Style Lesson2 Summary

Once Williams’ audience understands the importance of writing clearly, he tackles a typically painful lesson: correctness. By outlining the different kinds of grammar rules, detailing the two kinds of invented rules, and providing examples where authors use “incorrect” grammar correctly, Williams teaches his audience that writing correctly does not mean following every grammatical rule ever established. Correct writing should not interfere with clarity, and when a writer must choose between correctness and clarity, clarity should always win.
Before getting into the dirty details of proper grammar, Williams claims correctness as both a historical accident and as unpredictable. Grammar holds as much power as writers give it, but in order to make grammatical choices one must learn about different types of rules. Williams talks about three kinds of rules- real rules define what makes English (articles precede nouns), the rules of Standard English distinguish standard dialect from nonstandard dialect, and invented rules include Folklore and Elegant Options. Because real rules are so simple and only difficult for a stranger to the English language, Williams details the two kinds of Invented Rules, beginning with Folklore. Very few readers notice if Folklore rules are violated, and because many writers ignore them, they are not really rules at all (Ex: beginning sentences with and, but, or because). Next, Williams discusses Elegant Options. Very few readers notice these rules as well, and authors choose to follow them as a stylistic move rather than a correctness move (Ex: don’t end a sentence with a preposition).

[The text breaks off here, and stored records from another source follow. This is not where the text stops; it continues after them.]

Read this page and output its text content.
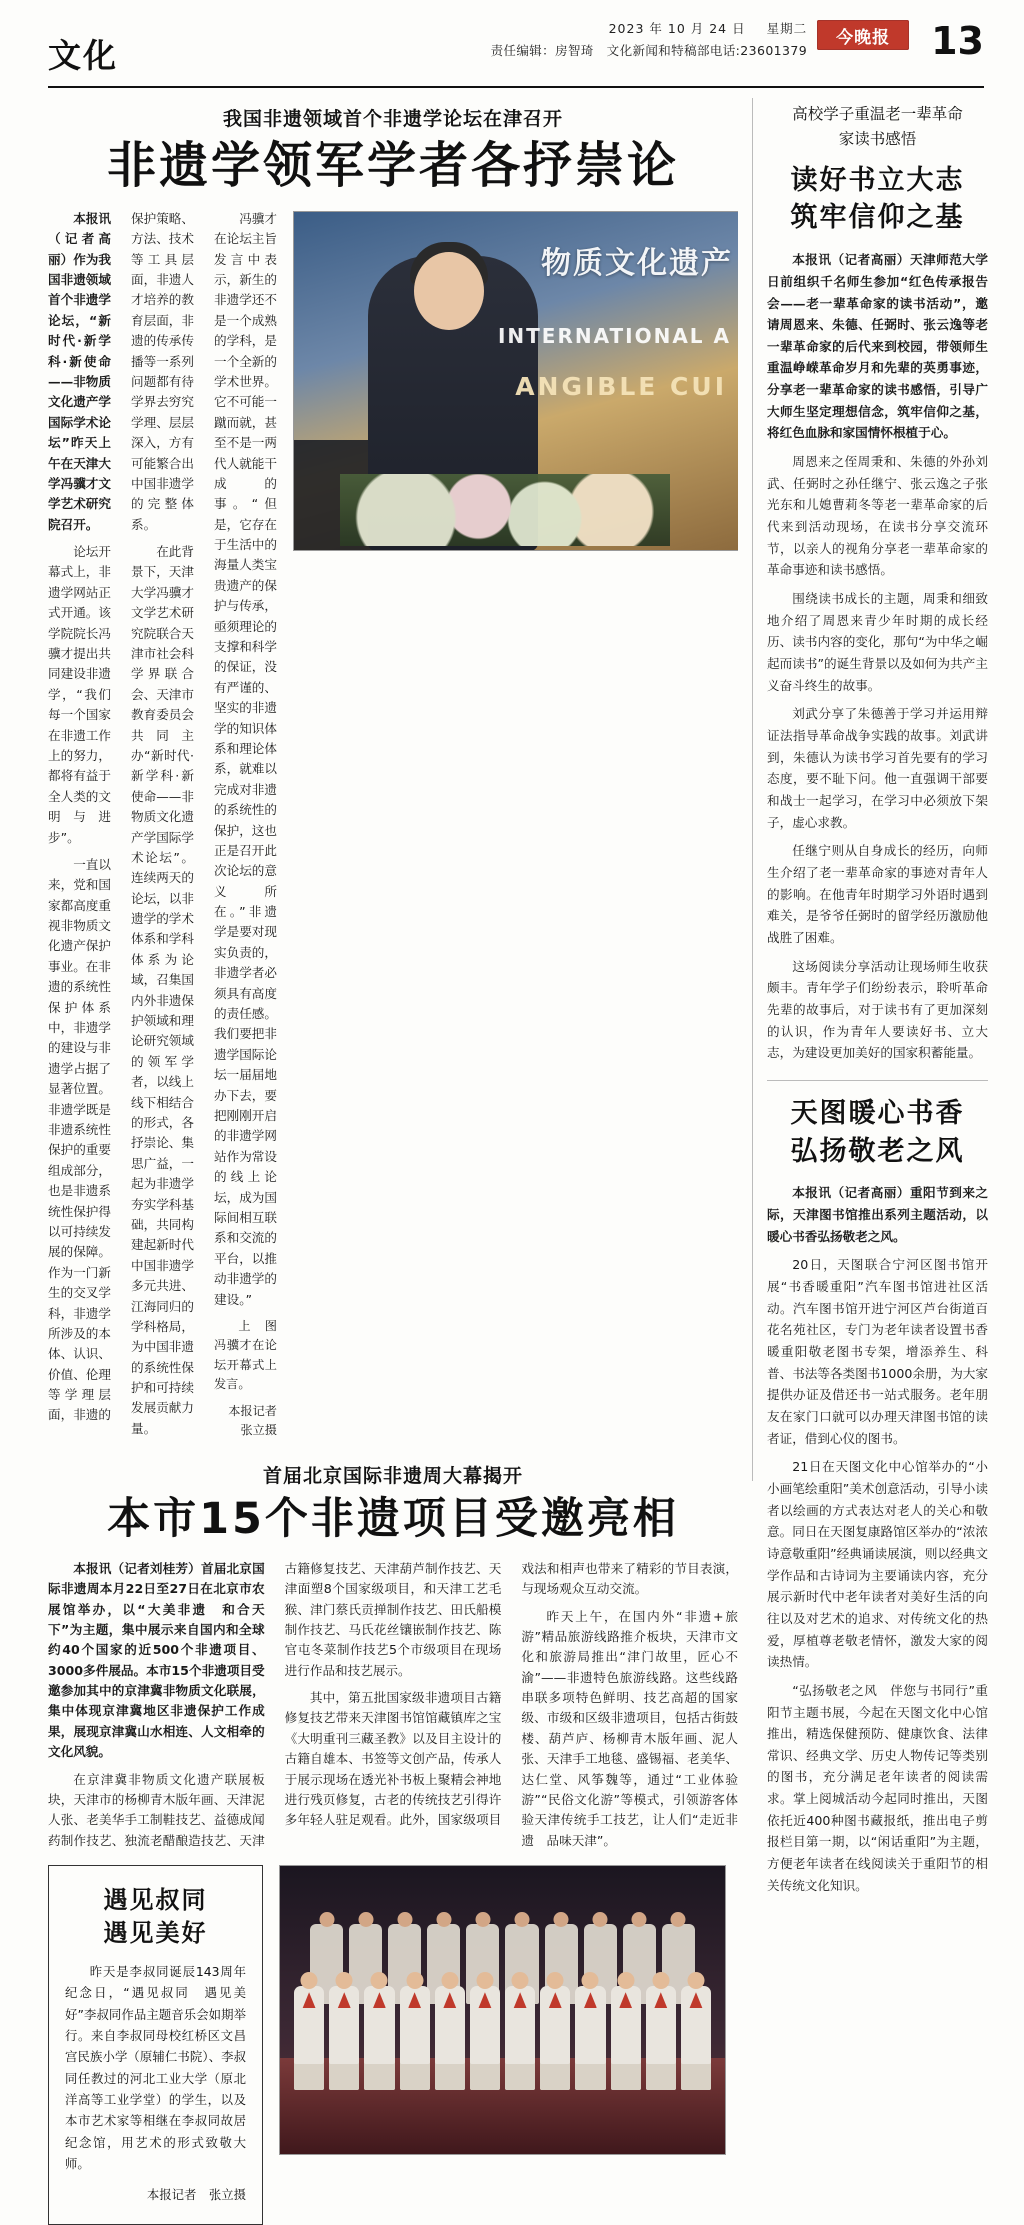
文化
2023 年 10 月 24 日 星期二
责任编辑：房智琦　文化新闻和特稿部电话:23601379
今晚报	13
我国非遗领域首个非遗学论坛在津召开
非遗学领军学者各抒崇论
物质文化遗产
INTERNATIONAL A
ANGIBLE CUI

本报讯（记者高丽）作为我国非遗领域首个非遗学论坛，“新时代·新学科·新使命——非物质文化遗产学国际学术论坛”昨天上午在天津大学冯骥才文学艺术研究院召开。

论坛开幕式上，非遗学网站正式开通。该学院院长冯骥才提出共同建设非遗学，“我们每一个国家在非遗工作上的努力，都将有益于全人类的文明与进步”。

一直以来，党和国家都高度重视非物质文化遗产保护事业。在非遗的系统性保护体系中，非遗学的建设与非遗学占据了显著位置。非遗学既是非遗系统性保护的重要组成部分，也是非遗系统性保护得以可持续发展的保障。作为一门新生的交叉学科，非遗学所涉及的本体、认识、价值、伦理等学理层面，非遗的保护策略、方法、技术等工具层面，非遗人才培养的教育层面，非遗的传承传播等一系列问题都有待学界去穷究学理、层层深入，方有可能繁合出中国非遗学的完整体系。

在此背景下，天津大学冯骥才文学艺术研究院联合天津市社会科学界联合会、天津市教育委员会共同主办“新时代·新学科·新使命——非物质文化遗产学国际学术论坛”。连续两天的论坛，以非遗学的学术体系和学科体系为论域，召集国内外非遗保护领域和理论研究领域的领军学者，以线上线下相结合的形式，各抒崇论、集思广益，一起为非遗学夯实学科基础，共同构建起新时代中国非遗学多元共进、江海同归的学科格局，为中国非遗的系统性保护和可持续发展贡献力量。

冯骥才在论坛主旨发言中表示，新生的非遗学还不是一个成熟的学科，是一个全新的学术世界。它不可能一蹴而就，甚至不是一两代人就能干成的事。“但是，它存在于生活中的海量人类宝贵遗产的保护与传承，亟须理论的支撑和科学的保证，没有严谨的、坚实的非遗学的知识体系和理论体系，就难以完成对非遗的系统性的保护，这也正是召开此次论坛的意义所在。”非遗学是要对现实负责的，非遗学者必须具有高度的责任感。我们要把非遗学国际论坛一届届地办下去，要把刚刚开启的非遗学网站作为常设的线上论坛，成为国际间相互联系和交流的平台，以推动非遗学的建设。”

上图　冯骥才在论坛开幕式上发言。

本报记者 张立摄

首届北京国际非遗周大幕揭开
本市15个非遗项目受邀亮相

本报讯（记者刘桂芳）首届北京国际非遗周本月22日至27日在北京市农展馆举办，以“大美非遗　和合天下”为主题，集中展示来自国内和全球约40个国家的近500个非遗项目、3000多件展品。本市15个非遗项目受邀参加其中的京津冀非物质文化联展，集中体现京津冀地区非遗保护工作成果，展现京津冀山水相连、人文相牵的文化风貌。

在京津冀非物质文化遗产联展板块，天津市的杨柳青木版年画、天津泥人张、老美华手工制鞋技艺、益德成闻药制作技艺、独流老醋酿造技艺、天津古籍修复技艺、天津葫芦制作技艺、天津面塑8个国家级项目，和天津工艺毛猴、津门蔡氏贡掸制作技艺、田氏船模制作技艺、马氏花丝镶嵌制作技艺、陈官屯冬菜制作技艺5个市级项目在现场进行作品和技艺展示。

其中，第五批国家级非遗项目古籍修复技艺带来天津图书馆馆藏镇库之宝《大明重刊三藏圣教》以及目主设计的古籍自雄本、书签等文创产品，传承人于展示现场在透光补书板上聚精会神地进行残页修复，古老的传统技艺引得许多年轻人驻足观看。此外，国家级项目戏法和相声也带来了精彩的节目表演，与现场观众互动交流。

昨天上午，在国内外“非遗+旅游”精品旅游线路推介板块，天津市文化和旅游局推出“津门故里，匠心不渝”——非遗特色旅游线路。这些线路串联多项特色鲜明、技艺高超的国家级、市级和区级非遗项目，包括古街鼓楼、葫芦庐、杨柳青木版年画、泥人张、天津手工地毯、盛锡福、老美华、达仁堂、风筝魏等，通过“工业体验游”“民俗文化游”等模式，引领游客体验天津传统手工技艺，让人们“走近非遗　品味天津”。

遇见叔同
遇见美好

昨天是李叔同诞辰143周年纪念日，“遇见叔同　遇见美好”李叔同作品主题音乐会如期举行。来自李叔同母校红桥区文昌宫民族小学（原辅仁书院）、李叔同任教过的河北工业大学（原北洋高等工业学堂）的学生，以及本市艺术家等相继在李叔同故居纪念馆，用艺术的形式致敬大师。

本报记者　张立摄

高校学子重温老一辈革命
家读书感悟
读好书立大志
筑牢信仰之基

本报讯（记者高丽）天津师范大学日前组织千名师生参加“红色传承报告会——老一辈革命家的读书活动”，邀请周恩来、朱德、任弼时、张云逸等老一辈革命家的后代来到校园，带领师生重温峥嵘革命岁月和先辈的英勇事迹，分享老一辈革命家的读书感悟，引导广大师生坚定理想信念，筑牢信仰之基，将红色血脉和家国情怀根植于心。

周恩来之侄周秉和、朱德的外孙刘武、任弼时之孙任继宁、张云逸之子张光东和儿媳曹莉冬等老一辈革命家的后代来到活动现场，在读书分享交流环节，以亲人的视角分享老一辈革命家的革命事迹和读书感悟。

围绕读书成长的主题，周秉和细致地介绍了周恩来青少年时期的成长经历、读书内容的变化，那句“为中华之崛起而读书”的诞生背景以及如何为共产主义奋斗终生的故事。

刘武分享了朱德善于学习并运用辩证法指导革命战争实践的故事。刘武讲到，朱德认为读书学习首先要有的学习态度，要不耻下问。他一直强调干部要和战士一起学习，在学习中必须放下架子，虚心求教。

任继宁则从自身成长的经历，向师生介绍了老一辈革命家的事迹对青年人的影响。在他青年时期学习外语时遇到难关，是爷爷任弼时的留学经历激励他战胜了困难。

这场阅读分享活动让现场师生收获颇丰。青年学子们纷纷表示，聆听革命先辈的故事后，对于读书有了更加深刻的认识，作为青年人要读好书、立大志，为建设更加美好的国家积蓄能量。

天图暖心书香
弘扬敬老之风

本报讯（记者高丽）重阳节到来之际，天津图书馆推出系列主题活动，以暖心书香弘扬敬老之风。

20日，天图联合宁河区图书馆开展“书香暖重阳”汽车图书馆进社区活动。汽车图书馆开进宁河区芦台街道百花名苑社区，专门为老年读者设置书香暖重阳敬老图书专架，增添养生、科普、书法等各类图书1000余册，为大家提供办证及借还书一站式服务。老年朋友在家门口就可以办理天津图书馆的读者证，借到心仪的图书。

21日在天图文化中心馆举办的“小小画笔绘重阳”美术创意活动，引导小读者以绘画的方式表达对老人的关心和敬意。同日在天图复康路馆区举办的“浓浓诗意敬重阳”经典诵读展演，则以经典文学作品和古诗词为主要诵读内容，充分展示新时代中老年读者对美好生活的向往以及对艺术的追求、对传统文化的热爱，厚植尊老敬老情怀，激发大家的阅读热情。

“弘扬敬老之风　伴您与书同行”重阳节主题书展，今起在天图文化中心馆推出，精选保健预防、健康饮食、法律常识、经典文学、历史人物传记等类别的图书，充分满足老年读者的阅读需求。掌上阅城活动今起同时推出，天图依托近400种图书藏报纸，推出电子剪报栏目第一期，以“闲话重阳”为主题，方便老年读者在线阅读关于重阳节的相关传统文化知识。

After reviewing the three kinds of rules, and looking at examples where violation of Folklore rules and Elegant Options are ok, Williams reader understands that if readers and writers ignore a rule, then the grammarians should change their rules rather then the writers. Although Williams believes in correctness, he understands that writers enjoy perusing choices that arise when writing clearly and gracefully, not grammatically correct.